Interesting article, but I doubt professional photographers have much to worry
about. The amateur will fill a niche, perhaps compete with the low-end of the
spectrum of professional photographers, but - ultimately - the kind of image
licensing that nets the most cash, and makes the most careers, is celebrity
and high end editorial.

------
Groxx
Shrinking market due to this trend? Certainly. But who are you going to hire
for your wedding / magazine cover / bikini model shoot?

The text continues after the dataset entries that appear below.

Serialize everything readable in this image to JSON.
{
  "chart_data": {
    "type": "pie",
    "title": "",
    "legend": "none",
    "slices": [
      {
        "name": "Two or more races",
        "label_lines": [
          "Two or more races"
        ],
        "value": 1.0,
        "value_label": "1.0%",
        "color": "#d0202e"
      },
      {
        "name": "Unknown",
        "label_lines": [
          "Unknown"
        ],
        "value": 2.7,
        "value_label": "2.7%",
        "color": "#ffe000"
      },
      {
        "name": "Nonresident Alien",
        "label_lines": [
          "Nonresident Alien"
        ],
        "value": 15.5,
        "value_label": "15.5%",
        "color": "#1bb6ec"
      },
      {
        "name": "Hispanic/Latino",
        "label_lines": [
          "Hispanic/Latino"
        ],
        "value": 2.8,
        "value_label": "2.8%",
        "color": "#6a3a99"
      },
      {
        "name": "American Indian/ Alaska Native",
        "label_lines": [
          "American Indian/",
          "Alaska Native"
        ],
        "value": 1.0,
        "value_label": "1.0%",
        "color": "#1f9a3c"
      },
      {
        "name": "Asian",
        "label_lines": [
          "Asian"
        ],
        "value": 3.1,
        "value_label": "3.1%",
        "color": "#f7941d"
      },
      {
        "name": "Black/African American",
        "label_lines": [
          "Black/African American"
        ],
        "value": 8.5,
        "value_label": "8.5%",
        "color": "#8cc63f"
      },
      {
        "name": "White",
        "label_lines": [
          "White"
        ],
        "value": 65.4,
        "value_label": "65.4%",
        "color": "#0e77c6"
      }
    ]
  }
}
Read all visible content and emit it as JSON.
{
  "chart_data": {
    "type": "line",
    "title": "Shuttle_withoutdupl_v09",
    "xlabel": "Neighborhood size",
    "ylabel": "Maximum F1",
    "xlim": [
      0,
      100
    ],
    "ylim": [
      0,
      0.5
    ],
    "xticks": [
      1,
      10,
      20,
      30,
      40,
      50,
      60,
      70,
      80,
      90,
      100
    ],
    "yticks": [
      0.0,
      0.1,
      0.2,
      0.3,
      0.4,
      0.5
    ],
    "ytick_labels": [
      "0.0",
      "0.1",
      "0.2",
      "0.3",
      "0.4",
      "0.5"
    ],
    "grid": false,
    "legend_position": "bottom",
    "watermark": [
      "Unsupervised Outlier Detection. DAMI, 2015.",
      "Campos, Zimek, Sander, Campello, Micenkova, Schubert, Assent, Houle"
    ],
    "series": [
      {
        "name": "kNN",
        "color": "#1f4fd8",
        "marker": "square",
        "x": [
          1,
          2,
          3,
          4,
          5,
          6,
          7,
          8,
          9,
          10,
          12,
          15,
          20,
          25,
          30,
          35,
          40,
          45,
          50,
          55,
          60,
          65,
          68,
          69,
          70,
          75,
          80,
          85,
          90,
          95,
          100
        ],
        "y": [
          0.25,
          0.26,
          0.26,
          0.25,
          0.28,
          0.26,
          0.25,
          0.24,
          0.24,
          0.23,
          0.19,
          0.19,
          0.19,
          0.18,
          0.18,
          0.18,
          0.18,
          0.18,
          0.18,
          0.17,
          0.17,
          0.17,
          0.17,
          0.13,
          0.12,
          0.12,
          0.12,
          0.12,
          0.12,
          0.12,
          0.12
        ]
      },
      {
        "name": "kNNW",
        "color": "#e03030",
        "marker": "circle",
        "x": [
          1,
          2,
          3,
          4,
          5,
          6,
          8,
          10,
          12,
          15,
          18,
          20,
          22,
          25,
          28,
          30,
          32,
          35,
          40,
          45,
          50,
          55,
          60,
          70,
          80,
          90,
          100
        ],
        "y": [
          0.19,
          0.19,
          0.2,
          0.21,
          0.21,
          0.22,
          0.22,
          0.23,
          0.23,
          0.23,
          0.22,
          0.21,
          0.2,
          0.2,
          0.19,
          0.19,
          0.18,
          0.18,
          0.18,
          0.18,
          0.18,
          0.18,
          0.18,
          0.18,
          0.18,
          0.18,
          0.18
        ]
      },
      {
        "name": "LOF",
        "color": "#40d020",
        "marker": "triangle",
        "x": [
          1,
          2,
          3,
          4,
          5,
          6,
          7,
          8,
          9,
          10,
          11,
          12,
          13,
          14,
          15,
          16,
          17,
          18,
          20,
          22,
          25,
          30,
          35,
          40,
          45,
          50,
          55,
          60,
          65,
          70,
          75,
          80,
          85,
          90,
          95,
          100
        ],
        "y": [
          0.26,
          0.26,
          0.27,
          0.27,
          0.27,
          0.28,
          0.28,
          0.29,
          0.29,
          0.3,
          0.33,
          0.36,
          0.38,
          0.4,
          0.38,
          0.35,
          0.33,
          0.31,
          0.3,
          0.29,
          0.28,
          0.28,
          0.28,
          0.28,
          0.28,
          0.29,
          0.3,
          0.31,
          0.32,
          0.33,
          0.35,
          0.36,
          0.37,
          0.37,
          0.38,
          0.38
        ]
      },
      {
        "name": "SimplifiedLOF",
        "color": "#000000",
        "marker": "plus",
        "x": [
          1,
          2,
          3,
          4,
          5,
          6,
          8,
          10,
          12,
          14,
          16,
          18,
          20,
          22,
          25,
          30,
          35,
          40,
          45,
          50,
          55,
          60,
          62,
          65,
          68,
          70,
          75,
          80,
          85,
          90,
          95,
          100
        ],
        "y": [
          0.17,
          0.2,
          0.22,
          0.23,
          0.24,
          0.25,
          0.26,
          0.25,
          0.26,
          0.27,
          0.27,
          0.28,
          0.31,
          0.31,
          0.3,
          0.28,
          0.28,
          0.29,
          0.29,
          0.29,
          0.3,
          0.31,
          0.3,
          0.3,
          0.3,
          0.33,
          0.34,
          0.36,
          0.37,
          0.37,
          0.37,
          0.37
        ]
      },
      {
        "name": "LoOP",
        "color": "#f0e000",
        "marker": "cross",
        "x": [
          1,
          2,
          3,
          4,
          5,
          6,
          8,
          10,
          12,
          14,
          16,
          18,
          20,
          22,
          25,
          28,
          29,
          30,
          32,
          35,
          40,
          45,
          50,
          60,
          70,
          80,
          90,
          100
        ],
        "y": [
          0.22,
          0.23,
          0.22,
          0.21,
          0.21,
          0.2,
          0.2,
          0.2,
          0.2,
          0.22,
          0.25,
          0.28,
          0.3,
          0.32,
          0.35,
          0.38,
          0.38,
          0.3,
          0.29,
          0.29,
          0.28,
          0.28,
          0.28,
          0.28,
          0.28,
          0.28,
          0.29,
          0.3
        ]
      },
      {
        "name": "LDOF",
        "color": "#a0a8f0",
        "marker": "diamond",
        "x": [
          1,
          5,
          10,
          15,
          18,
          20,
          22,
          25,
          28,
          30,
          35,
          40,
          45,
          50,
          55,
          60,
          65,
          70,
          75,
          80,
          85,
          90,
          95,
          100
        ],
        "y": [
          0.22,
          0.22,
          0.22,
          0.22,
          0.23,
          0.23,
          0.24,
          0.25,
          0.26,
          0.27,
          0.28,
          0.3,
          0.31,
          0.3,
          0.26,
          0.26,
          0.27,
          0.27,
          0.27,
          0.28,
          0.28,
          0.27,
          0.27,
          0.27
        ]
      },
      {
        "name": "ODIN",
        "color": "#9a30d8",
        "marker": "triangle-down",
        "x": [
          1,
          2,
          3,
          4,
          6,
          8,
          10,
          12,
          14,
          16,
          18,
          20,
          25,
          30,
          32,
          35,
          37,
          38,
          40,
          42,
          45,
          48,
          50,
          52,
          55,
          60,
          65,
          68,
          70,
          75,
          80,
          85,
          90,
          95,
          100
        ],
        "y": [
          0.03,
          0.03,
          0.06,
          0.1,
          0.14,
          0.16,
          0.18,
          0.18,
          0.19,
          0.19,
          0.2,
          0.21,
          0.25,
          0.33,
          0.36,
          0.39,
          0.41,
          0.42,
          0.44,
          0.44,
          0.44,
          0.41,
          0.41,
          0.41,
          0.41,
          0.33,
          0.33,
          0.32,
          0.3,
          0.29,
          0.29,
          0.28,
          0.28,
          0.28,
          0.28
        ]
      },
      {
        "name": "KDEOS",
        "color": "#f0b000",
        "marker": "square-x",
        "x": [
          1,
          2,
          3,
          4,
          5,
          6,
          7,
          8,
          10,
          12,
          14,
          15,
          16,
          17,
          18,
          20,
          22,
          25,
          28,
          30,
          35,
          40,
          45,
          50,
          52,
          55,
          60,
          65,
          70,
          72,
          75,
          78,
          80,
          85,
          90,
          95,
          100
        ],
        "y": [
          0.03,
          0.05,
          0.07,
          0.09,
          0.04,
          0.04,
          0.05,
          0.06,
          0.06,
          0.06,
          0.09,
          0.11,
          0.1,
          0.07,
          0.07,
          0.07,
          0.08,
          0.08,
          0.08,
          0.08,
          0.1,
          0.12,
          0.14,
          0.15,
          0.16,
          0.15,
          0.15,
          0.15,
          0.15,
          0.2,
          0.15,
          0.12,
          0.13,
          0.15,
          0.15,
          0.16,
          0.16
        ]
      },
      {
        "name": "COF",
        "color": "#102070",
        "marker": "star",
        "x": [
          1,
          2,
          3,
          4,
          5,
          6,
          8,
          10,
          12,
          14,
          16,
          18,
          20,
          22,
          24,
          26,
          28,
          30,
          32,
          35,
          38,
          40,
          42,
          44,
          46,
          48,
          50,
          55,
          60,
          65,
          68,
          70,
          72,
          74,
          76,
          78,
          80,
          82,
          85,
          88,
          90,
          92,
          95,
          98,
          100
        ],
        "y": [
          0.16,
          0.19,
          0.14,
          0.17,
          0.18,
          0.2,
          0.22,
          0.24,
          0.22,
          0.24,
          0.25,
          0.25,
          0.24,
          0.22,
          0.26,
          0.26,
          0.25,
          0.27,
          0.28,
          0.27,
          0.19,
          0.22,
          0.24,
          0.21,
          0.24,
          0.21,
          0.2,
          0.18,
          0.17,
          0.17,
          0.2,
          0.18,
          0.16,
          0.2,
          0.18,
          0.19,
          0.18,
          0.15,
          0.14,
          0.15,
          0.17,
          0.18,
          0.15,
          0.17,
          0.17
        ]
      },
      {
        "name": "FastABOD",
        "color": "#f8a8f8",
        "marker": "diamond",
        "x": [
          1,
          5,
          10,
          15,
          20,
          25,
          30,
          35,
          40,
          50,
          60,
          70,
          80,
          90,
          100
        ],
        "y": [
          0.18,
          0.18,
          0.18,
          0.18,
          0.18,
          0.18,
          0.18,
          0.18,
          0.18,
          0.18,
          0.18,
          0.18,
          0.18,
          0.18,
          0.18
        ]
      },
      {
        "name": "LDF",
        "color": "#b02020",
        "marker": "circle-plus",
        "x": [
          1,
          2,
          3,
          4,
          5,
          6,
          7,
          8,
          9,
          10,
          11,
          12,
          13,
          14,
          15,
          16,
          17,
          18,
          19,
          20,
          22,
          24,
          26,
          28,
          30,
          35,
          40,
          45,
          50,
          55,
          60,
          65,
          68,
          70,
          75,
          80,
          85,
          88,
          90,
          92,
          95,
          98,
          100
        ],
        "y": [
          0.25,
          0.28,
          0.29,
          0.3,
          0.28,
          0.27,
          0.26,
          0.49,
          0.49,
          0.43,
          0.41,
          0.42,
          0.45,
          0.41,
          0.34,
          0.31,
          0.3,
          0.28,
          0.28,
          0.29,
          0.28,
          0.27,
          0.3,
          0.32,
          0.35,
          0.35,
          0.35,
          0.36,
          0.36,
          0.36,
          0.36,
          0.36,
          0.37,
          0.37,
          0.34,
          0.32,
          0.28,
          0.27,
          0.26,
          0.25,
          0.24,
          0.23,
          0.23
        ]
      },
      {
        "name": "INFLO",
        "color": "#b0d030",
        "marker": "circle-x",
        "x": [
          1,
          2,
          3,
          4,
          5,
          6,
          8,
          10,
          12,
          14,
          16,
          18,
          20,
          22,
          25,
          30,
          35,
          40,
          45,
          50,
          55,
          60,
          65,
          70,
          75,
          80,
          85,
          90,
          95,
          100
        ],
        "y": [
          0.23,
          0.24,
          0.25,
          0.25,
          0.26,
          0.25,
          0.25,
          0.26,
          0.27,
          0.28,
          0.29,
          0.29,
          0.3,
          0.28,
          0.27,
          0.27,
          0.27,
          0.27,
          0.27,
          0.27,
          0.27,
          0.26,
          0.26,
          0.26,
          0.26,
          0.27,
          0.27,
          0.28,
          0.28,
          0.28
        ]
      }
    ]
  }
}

This strikes me as the market realizing that, when they just need _a_ photo,
there's plenty out there. For cases where a _professional_ is needed, say for
a photo shoot, professionals are still hired. Most of the rest of this seems
like an increase in stock photo use (which was previously unfairly snubbed)
combined with the economy troubles. It's happening _everywhere_ , photography
isn't alone in this.

 _Pages are at a premium, and there’s more competition to get anything into a
magazine now, and the bar is just higher for excellent work._

Is this somehow a bad thing? Lack of competition to improve may very well have
_caused_ this whole trend.

------
hopeless
I've often long said it: there's no money in photographs but lots of money in
photographers.

More photographers = more competition (if you're also a photographer) OR a
bigger market (if you sell _to_ photographers)

which would you choose? I'm an enthusiast photographer but have no intention
of going down the pro route. Instead, I'm building <http://shutterscouts.com>
\-- an idea notebook and weather forecasting service for landscape
photographers. Just went live for beta this week!